There is also a correlation between platforms that offer copy trading and brokers with the fewest losing traders. Copy trading is where investors follow the positions and strategies of established traders. It is essentially a way for traders to draw on the expertise of more experienced players, increasing their chances of making profitable trades.

Which trading brokers have the fewest number of losing traders

Regulation

Which watchdog regulates a broker matters and should be looked at by potential traders. Reputable agencies such as the Cyprus Securities & Exchange Commission (CySEC) and the UK Financial Conduct Authority (FCA) impose restrictions on misleading promotions that are designed to attract traders to complex speculative products. These rules help protect traders from unfair or dishonest deals and providers.

Unsurprisingly, choosing a reliable and legitimate broker will increase your chances of success in the long run.

Customer Support

Having experienced customer support advisors available through live chat, email, telephone or social media can help to deal with any issues before they impact your trading strategy. For maximum reassurance, choose a responsive broker with multiple customer support options.

Bottom Line on Brokers With the Fewest Losing Traders

Finding brokers with the fewest losing traders is possible thanks to ESMA regulations that ensure CFD providers publish the percentage of losses on retail accounts. This number is often influenced by the markets available, the trading platform offered, as well as fees and commissions charged. Also remember that a broker with fewer losing traders overall does not guarantee success – the majority of traders make a loss regardless of the brokerage.

FAQ

Should I Avoid Brokers With A High Losing Trader Percentage?

Not necessarily – it may simply be that a trading strategy already incorporates a higher level of risk. With that said, anything above 80% is a red flag. Also check the fees and commissions charged by a broker, as this could reduce your chances of generating a profit.

Why Do Some Brokers Have More Losing Traders?

Key factors include the quality of trade executions, the markets available and the fees charged. For example, if a broker specializes in riskier markets like crypto, the percentage of losing traders is likely to be higher.

What Can Reduce The Percentage Of Losing Traders?

Studies have shown that features such as copy trading can reduce the percentage of losing traders at online brokers.
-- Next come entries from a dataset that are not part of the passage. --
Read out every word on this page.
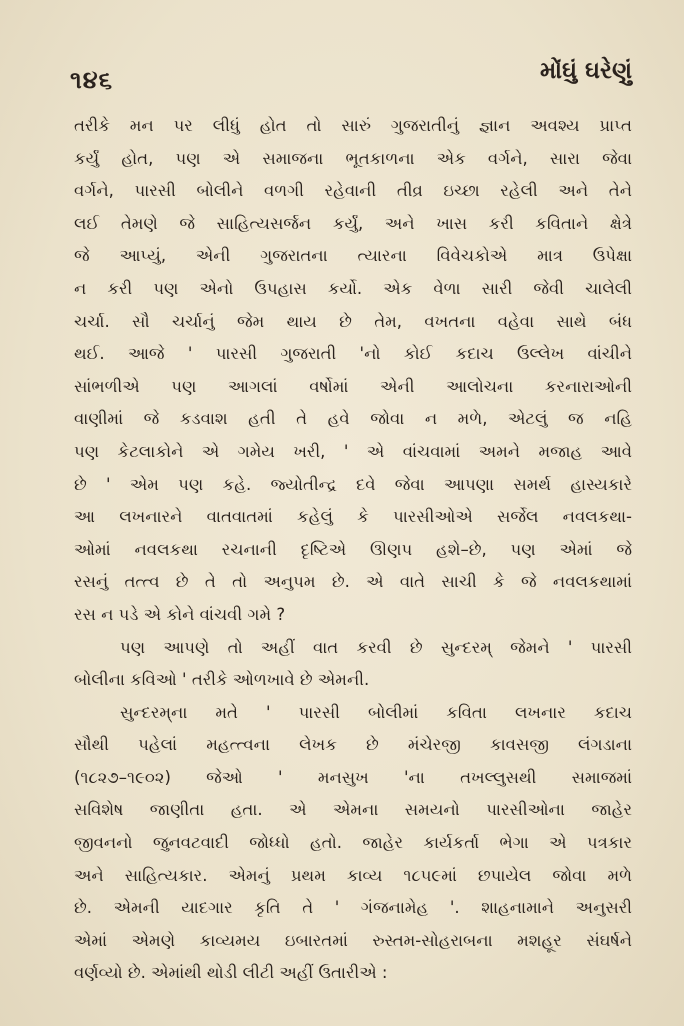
૧૪૬	મોંઘું ઘરેણું
તરીકે મન પર લીધું હોત તો સારું ગુજરાતીનું જ્ઞાન અવશ્ય પ્રાપ્ત
કર્યું હોત, પણ એ સમાજના ભૂતકાળના એક વર્ગને, સારા જેવા
વર્ગને, પારસી બોલીને વળગી રહેવાની તીવ્ર ઇચ્છા રહેલી અને તેને
લઈ તેમણે જે સાહિત્યસર્જન કર્યું, અને ખાસ કરી કવિતાને ક્ષેત્રે
જે આપ્યું, એની ગુજરાતના ત્યારના વિવેચકોએ માત્ર ઉપેક્ષા
ન કરી પણ એનો ઉપહાસ કર્યો. એક વેળા સારી જેવી ચાલેલી
ચર્ચા. સૌ ચર્ચાનું જેમ થાય છે તેમ, વખતના વહેવા સાથે બંધ
થઈ. આજે ' પારસી ગુજરાતી 'નો કોઈ કદાચ ઉલ્લેખ વાંચીને
સાંભળીએ પણ આગલાં વર્ષોમાં એની આલોચના કરનારાઓની
વાણીમાં જે કડવાશ હતી તે હવે જોવા ન મળે, એટલું જ નહિ
પણ કેટલાકોને એ ગમેય ખરી, ' એ વાંચવામાં અમને મજાહ આવે
છે ' એમ પણ કહે. જ્યોતીન્દ્ર દવે જેવા આપણા સમર્થ હાસ્યકારે
આ લખનારને વાતવાતમાં કહેલું કે પારસીઓએ સર્જેલ નવલકથા-
ઓમાં નવલકથા રચનાની દૃષ્ટિએ ઊણપ હશે–છે, પણ એમાં જે
રસનું તત્ત્વ છે તે તો અનુપમ છે. એ વાતે સાચી કે જે નવલકથામાં
રસ ન પડે એ કોને વાંચવી ગમે ?
પણ આપણે તો અહીં વાત કરવી છે સુન્દરમ્ જેમને ' પારસી
બોલીના કવિઓ ' તરીકે ઓળખાવે છે એમની.
સુન્દરમ્‌ના મતે ' પારસી બોલીમાં કવિતા લખનાર કદાચ
સૌથી પહેલાં મહત્ત્વના લેખક છે મંચેરજી કાવસજી લંગડાના
(૧૮૨૭–૧૯૦૨) જેઓ ' મનસુખ 'ના તખલ્લુસથી સમાજમાં
સવિશેષ જાણીતા હતા. એ એમના સમયનો પારસીઓના જાહેર
જીવનનો જુનવટવાદી જોધ્ધો હતો. જાહેર કાર્યકર્તા ભેગા એ પત્રકાર
અને સાહિત્યકાર. એમનું પ્રથમ કાવ્ય ૧૮૫૯માં છપાયેલ જોવા મળે
છે. એમની યાદગાર કૃતિ તે ' ગંજનામેહ '. શાહનામાને અનુસરી
એમાં એમણે કાવ્યમય ઇબારતમાં રુસ્તમ-સોહરાબના મશહૂર સંઘર્ષને
વર્ણવ્યો છે. એમાંથી થોડી લીટી અહીં ઉતારીએ :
This is because customers can leverage the expertise of more experienced investors to make informed trading decisions.

Where Can I Find The Brokers With The Fewest Losing Traders?

The percentage of losing traders is usually displayed in a banner at the top or bottom of a broker’s homepage. eToro, XM and Saxo are popular brands that have fewer losing traders than many competitors. The percentage of losing traders ranges from 67% to 73% with these brokers.

Are Fees Included In The Percentage Of Losing Trader Calculations?

Yes – trading charges, fees and commissions are included in the percentage of losing trader calculations. This means that if fees are higher than the profit made on a trade, it will be counted as a loss.